でも、それを聞かされたからと言って、また同じ想いを抱けるわけじゃない。
まるでよくある悲恋のお話を聞いているような気分にはなった。でも、そこまで。それ以上の感情はいまだにない。
そう、ないはず。ないはずなのに、どうしてだろう?
ここ最近はあの人をよく見詰めてしまっている。
あの人の一挙手一投足を見詰めている自分がたしかに存在していた。
見詰めてはいるけれど、見惚れているわけじゃない。
あの人はたしかに「眷属様」ではある。でも、「眷属様」だからと言って恋愛感情を抱けるというわけじゃない。
そりゃ、世話役に選ばれたことは光栄だけど、それ以上の想いはない。
そう、想いなどない。ないはずなのに、どうしてだろう?
あの人のことを考えると、時を忘れてしまうのは。
あの人のことを考えているだけで、あっという間に時は経ってしまうのだろうか?
そしてなによりも──。
「……エリセ様」
「うん?」
「胸が痛いと思ったら、エリセ様はどうなさいますか?」
「……状況によるなぁ。病気ちゅう意味合いであったら、医者に診てもらう。そやけど、そうと違うんやろう?」
「……少なくともアンリにとってはそうです」
「なら、もう少し聞かしてもらえへんとなんも言えへんね」
エリセ様が私を見やる。話を聞こうと言って貰えた。ずっと。ずっと思い悩んでいたことだった。

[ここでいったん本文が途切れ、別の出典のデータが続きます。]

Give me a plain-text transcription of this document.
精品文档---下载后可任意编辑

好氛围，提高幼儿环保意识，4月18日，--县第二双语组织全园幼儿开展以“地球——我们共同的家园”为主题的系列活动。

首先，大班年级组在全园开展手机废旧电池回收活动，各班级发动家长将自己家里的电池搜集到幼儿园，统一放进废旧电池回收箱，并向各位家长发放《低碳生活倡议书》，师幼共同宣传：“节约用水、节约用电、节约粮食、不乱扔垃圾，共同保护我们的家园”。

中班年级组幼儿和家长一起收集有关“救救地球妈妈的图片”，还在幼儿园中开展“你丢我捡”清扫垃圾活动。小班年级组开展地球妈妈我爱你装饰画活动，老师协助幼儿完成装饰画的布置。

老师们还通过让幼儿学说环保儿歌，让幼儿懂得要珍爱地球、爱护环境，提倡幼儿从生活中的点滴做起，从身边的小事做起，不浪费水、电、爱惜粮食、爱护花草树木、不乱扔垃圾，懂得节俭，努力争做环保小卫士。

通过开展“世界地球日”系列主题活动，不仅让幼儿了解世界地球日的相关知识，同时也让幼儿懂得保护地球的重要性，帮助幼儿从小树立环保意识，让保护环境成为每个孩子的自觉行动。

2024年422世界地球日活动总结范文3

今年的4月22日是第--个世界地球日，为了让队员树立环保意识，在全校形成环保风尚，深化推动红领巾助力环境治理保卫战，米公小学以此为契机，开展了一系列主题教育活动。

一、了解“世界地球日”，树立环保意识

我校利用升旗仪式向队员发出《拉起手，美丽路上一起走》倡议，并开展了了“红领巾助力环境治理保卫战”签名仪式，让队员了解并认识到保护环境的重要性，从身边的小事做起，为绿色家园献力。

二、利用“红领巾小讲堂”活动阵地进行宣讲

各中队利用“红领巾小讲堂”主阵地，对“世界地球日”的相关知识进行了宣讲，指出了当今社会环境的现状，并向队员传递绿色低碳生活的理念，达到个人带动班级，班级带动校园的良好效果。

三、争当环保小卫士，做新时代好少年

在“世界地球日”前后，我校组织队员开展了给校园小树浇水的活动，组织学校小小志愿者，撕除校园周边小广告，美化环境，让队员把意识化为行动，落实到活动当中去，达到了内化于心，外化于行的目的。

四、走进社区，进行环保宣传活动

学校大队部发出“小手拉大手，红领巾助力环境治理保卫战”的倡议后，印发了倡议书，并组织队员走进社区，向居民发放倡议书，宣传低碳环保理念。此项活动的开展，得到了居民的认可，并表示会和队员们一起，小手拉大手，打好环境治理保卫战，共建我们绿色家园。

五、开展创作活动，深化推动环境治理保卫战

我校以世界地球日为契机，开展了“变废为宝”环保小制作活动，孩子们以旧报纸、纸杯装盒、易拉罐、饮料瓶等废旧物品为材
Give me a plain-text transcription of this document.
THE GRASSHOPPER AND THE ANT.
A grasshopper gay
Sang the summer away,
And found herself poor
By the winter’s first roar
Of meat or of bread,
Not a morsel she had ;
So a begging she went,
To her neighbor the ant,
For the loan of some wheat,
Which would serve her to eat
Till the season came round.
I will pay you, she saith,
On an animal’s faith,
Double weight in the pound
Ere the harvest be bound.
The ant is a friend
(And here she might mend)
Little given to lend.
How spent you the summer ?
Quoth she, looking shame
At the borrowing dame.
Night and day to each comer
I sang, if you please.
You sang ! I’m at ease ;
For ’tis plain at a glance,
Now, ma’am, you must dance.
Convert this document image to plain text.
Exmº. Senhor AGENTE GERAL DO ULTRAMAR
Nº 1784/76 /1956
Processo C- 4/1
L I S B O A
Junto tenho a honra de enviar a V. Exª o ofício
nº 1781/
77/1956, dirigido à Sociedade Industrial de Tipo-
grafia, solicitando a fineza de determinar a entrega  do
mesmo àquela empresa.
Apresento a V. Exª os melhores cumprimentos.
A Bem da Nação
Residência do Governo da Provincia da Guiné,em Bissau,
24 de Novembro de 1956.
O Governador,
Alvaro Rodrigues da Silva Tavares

でも、いままで言えなかった。その言えなかったことを私はゆっくりと紐解いていく。この怒りと切なさが入り混じった想いを。私はひとつずつ語る。
視界の端に舞い散る桜花が映る。宙に舞う散花といまの私は不思議と重なって見えた、というのは傲慢だろうけれど、それでも私は風に乗って消えていく花びらを見詰めながら、この胸の想いを紡いでいった。